Given equivalence, what is really at stake is convenience.

If you're starting point is a cmp function (for instance,
asking a dating service member whether they prefer
mate x to mate y), then having to convert to a key function
can be inconvenient.

If you need to sort by an ascending primary key and a descending
secondary key, you may find it easiest to sort in two passes
(taking advantage of guaranteed sort stability):

sorted(s, key=secondary, reversed=True)
sorted(s, key=primary)

With a cmp function, the above could be achieved in a single pass:

def mycmp(x, y):
p = cmp(primary(a), primary(b))
return p if p else cmp(secondary(b), secondary(a))

sorted(s, cmp=mycmp)

Also, as Paul pointed-out, there are some structures such as tree
comparisons that may be challenging to express directly as a key
function. As Carsten pointed-out, the cmp2key function allows
cmp functions to trivially (though indirectly) be recast as key
functions.

All that being said, for many everyday uses, a key function is
simpler to write and faster to run than a cmp function approach.

Raymond

Raymond Hettinger, Oct 1, 2009
10. ### kjGuest

In <> Raymond Hettinger <> writes:

<snip>

>If you need to sort by an ascending primary key and a descending
>secondary key, you may find it easiest to sort in two passes
>(taking advantage of guaranteed sort stability):

> sorted(s, key=secondary, reversed=3DTrue)
> sorted(s, key=primary)

In the special case where the value returned by secondary is
numeric, I suppose one could do this in one go with

sorted(s, key=lambda x: (primary(x), -secondary(x)))

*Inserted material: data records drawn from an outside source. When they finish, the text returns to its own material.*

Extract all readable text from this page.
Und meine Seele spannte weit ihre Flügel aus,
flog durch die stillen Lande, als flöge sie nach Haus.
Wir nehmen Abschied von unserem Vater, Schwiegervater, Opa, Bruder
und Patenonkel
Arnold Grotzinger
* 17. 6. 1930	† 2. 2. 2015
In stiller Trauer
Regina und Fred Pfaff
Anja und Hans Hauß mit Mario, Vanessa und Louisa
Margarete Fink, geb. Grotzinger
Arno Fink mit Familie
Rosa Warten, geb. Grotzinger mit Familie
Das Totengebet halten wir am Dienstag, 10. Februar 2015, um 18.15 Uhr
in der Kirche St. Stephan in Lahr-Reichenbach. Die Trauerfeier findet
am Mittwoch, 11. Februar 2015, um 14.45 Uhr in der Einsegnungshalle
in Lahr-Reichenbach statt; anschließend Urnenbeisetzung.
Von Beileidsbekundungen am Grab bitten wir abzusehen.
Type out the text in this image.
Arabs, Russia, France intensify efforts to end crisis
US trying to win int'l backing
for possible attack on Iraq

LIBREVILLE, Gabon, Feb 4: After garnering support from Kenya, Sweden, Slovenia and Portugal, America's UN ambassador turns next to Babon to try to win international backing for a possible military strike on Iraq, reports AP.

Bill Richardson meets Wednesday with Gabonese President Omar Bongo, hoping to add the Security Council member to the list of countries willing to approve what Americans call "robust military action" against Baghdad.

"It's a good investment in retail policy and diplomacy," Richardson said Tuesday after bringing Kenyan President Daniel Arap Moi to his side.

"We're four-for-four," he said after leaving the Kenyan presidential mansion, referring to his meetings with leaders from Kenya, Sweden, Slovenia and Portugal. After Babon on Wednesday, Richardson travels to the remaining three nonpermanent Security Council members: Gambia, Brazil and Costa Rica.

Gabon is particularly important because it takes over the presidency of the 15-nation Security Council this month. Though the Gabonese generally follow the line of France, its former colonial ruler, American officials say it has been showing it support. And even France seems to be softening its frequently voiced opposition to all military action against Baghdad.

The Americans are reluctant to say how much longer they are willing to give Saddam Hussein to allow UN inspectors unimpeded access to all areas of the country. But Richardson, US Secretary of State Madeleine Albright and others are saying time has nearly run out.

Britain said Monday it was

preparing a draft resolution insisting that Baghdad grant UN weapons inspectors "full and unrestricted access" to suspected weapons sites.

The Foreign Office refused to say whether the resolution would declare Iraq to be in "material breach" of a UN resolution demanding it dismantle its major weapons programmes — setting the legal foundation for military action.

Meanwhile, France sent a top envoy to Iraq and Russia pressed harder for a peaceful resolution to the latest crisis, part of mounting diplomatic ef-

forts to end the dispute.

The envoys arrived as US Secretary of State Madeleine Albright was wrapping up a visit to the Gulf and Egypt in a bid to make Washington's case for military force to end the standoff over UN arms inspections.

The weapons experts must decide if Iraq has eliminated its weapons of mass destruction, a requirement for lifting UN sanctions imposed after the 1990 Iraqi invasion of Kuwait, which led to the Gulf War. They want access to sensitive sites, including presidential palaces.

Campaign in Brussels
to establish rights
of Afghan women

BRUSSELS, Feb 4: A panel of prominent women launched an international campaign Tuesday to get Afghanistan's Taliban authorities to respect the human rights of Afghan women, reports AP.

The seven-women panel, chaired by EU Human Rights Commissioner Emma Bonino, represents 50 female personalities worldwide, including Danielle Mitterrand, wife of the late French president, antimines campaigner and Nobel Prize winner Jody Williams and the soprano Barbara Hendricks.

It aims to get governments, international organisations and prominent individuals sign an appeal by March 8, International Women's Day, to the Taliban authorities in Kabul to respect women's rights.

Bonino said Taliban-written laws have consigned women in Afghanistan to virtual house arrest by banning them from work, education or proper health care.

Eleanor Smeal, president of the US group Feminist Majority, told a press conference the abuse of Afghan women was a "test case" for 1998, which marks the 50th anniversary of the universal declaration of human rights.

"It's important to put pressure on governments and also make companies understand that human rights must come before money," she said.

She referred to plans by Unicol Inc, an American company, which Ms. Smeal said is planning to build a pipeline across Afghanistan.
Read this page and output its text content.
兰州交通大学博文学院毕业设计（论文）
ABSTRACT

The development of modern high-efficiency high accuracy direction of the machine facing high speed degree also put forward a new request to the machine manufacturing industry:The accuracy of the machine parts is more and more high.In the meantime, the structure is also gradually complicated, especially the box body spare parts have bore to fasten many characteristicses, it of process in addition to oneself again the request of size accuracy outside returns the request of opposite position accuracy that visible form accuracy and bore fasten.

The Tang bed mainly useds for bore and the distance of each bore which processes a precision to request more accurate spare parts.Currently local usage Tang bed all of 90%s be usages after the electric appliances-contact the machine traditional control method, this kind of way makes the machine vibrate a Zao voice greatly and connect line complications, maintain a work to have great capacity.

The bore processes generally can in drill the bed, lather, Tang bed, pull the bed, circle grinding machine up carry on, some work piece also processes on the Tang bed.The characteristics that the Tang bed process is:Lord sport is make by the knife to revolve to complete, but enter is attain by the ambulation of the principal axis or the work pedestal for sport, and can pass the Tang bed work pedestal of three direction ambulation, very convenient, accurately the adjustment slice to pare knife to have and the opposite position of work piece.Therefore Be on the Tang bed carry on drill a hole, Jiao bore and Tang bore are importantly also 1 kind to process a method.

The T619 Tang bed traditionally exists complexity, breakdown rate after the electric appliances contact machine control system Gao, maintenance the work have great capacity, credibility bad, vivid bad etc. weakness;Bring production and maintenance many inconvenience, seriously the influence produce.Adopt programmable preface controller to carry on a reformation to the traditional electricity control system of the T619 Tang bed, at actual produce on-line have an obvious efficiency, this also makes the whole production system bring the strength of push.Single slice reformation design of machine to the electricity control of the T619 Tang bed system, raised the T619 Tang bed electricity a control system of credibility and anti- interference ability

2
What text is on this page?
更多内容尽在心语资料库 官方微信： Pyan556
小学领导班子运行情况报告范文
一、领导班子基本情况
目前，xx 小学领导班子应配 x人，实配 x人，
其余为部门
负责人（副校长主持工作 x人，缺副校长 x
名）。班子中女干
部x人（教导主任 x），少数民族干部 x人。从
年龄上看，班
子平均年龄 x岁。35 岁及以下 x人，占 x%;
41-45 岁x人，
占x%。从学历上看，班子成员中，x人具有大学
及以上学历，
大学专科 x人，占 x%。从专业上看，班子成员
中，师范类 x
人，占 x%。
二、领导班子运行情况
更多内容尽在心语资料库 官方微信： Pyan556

....but I can't think of a way to generalize this...

kj

kj, Oct 1, 2009
11. ### kjGuest

In <> Paul Rubin <http://> writes:

>kj <> writes:
>> Is there a real-life sorting task that requires (or is far more
>> efficient with) cmp and can't be easily achieved with key and
>> reverse?

>Yes, think of sorting tree structures where you have to recursively
>compare them til you find an unequal pair of nodes. To sort with
>key=... you have to wrap a class instance around each tree, with
>special comparison methods. Blecch.

Good point. This example convinces me that it was a bad idea to
get rid of cmp in Python 3, even if situations like this one are
rare. With the cmp parameter as an option, coding this type of
sort was accessible even to those with a rudementary knowledge of
Python. Now one needs to be pretty clever and pretty skilled with
Python to figure this one out... Granted, anyone who needs to
perform such sorts is probably smart enough to handle the required
solution, but not necessarily very proficient with Python. Besides,
why make something that was relatively straightforward before become
an exercise in cleverness? I wonder what was gained by eliminating
the cmp option...

kj

kj, Oct 1, 2009
12. ### Paul RubinGuest

Duncan Booth <> writes:
> > Is there a real-life sorting task that requires (or is far more
> > efficient with) cmp and can't be easily achieved with key and reverse?
> >

> There is no sorting task that *requires* cmp. If all else fails you can
> define a key class to wrap the original wrapper such that comparing the
> keys simply calls the comparison function that you *would* have used.

I would count that as key being far less efficient, though still
giving the same result.

Paul Rubin, Oct 2, 2009
13. ### Paul RubinGuest

Raymond Hettinger <> writes:
> If you're assuming a consistent sort-order (transitivity, not
> evolving over time, etc), then the cmp method and key method
> are mathematically equivalent (you could always do a compare
> sort first, record the order produced, and assign the position
> number as a key function)

But that is an efficiency hit.

> If you're starting point is a cmp function (for instance,
> asking a dating service member whether they prefer
> mate x to mate y), then having to convert to a key function
> can be inconvenient.

Well, the issue there is that the comparison function may not be
transitive. Maybe you really want a topological sort for that.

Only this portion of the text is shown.